Wir begleiten Claudine und Jason in unserem Blog bei ihrer Velo-Reise um die Welt. Wo sie hingehen, ziehen sie die Blicke auf sich. Doch in Ruanda spitzt sich diese Aufmerksamkeit zu.

Ich klammere den Lenker fester, besorgt darum, keines der unzähligen Kinder anzufahren. Immer wieder greifen die kleinen Hände nach unseren Kleidern, Taschen und Haaren. Ungewohnt und herausfordernd. Aber irgendwie verständlich. Schliesslich rollen nicht jeden Tag zwei rosafarbene Elefanten durch Ruanda.

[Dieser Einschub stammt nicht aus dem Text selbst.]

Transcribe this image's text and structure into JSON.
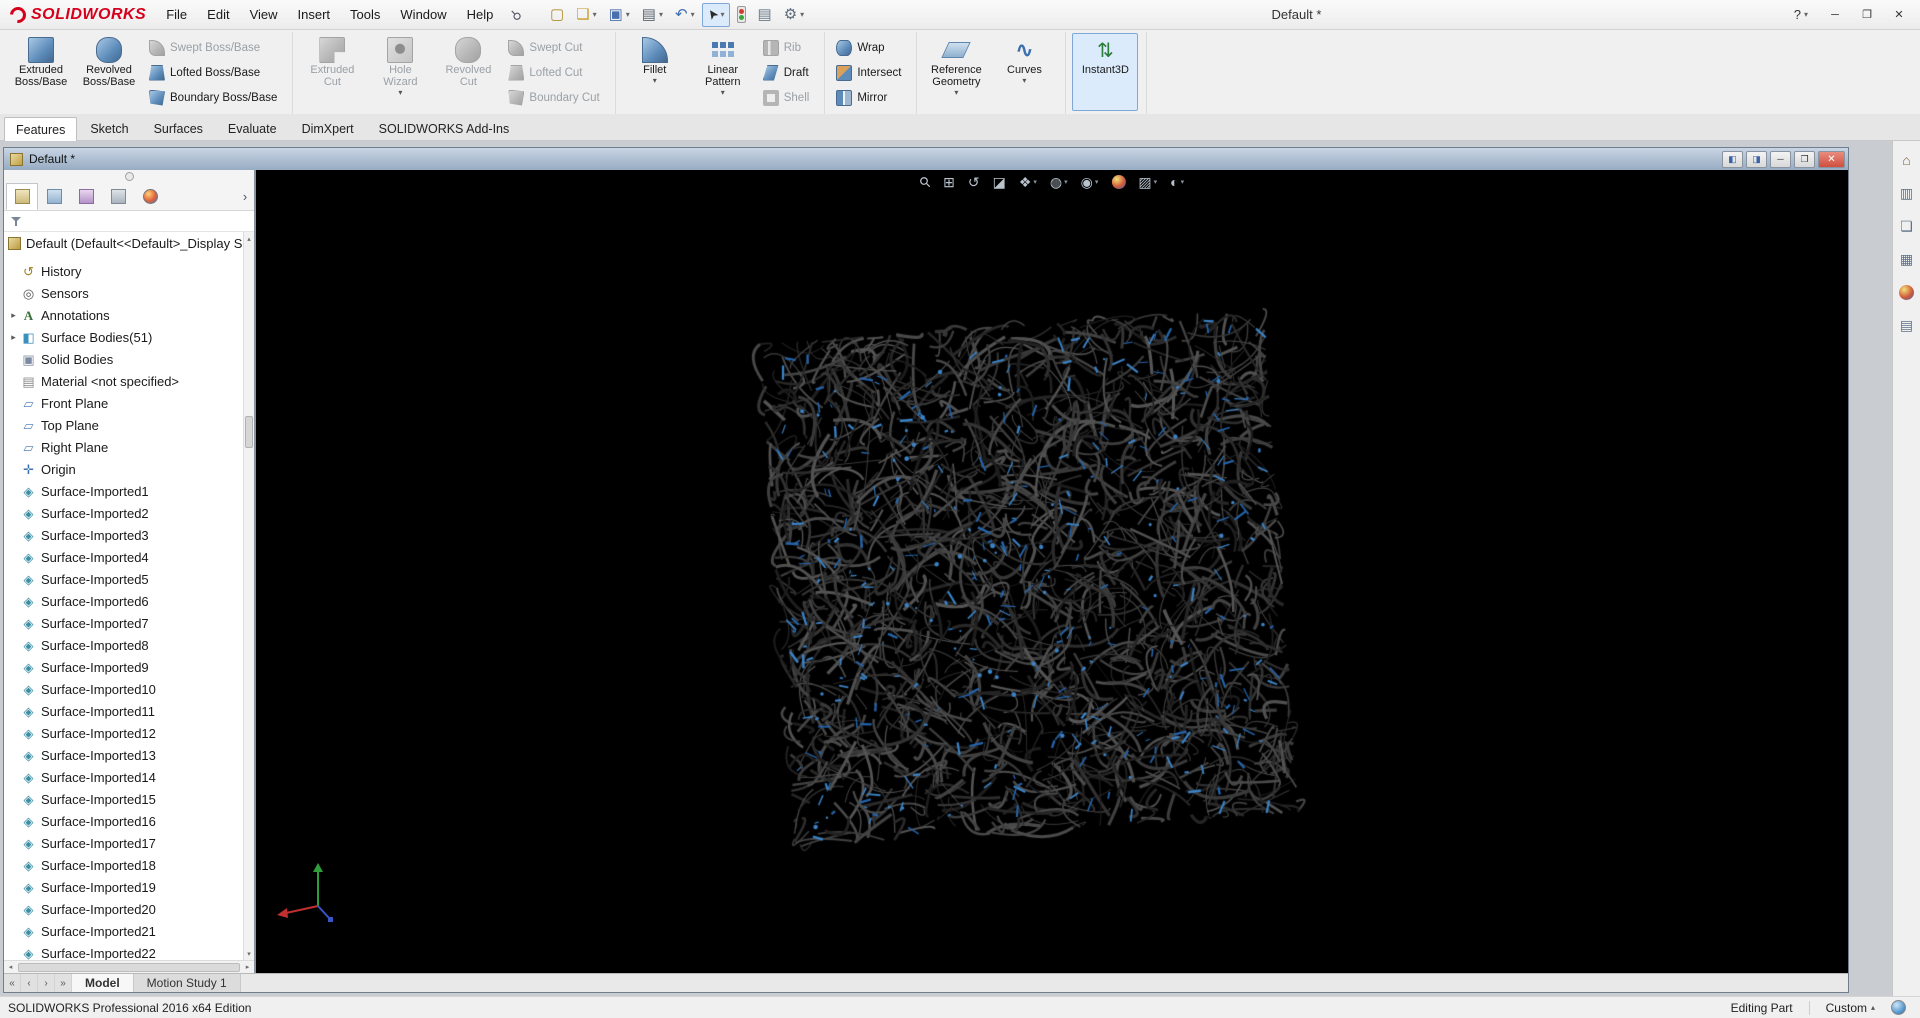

Ich schlage die Augen auf. Über mir hängt ein zerlöchertes, vom Sonnenlicht gelblich verfärbtes Mückennetz. Ich seufze und kratze an einem Stich an meiner linken Hand. Neben mir erwacht Jason: «Morgen, Mzungu.» Ich muss schmunzeln und schüttle den Kopf: «Das war was gestern.» Wieder schüttle ich den Kopf und frage dann, «denkst du, sie sind noch da?»

Jason zuckt mit den Schultern: «Keine Ahnung. Aber lass uns mal hier drinnen frühstücken und die Zimmertür erst öffnen, wenn wir alles gepackt haben. Dann müssen wir nur noch die Fahrräder beladen und können so schnell wie möglich von hier verschwinden.» Ich stimme ihm zu. Das ist wohl das Klügste.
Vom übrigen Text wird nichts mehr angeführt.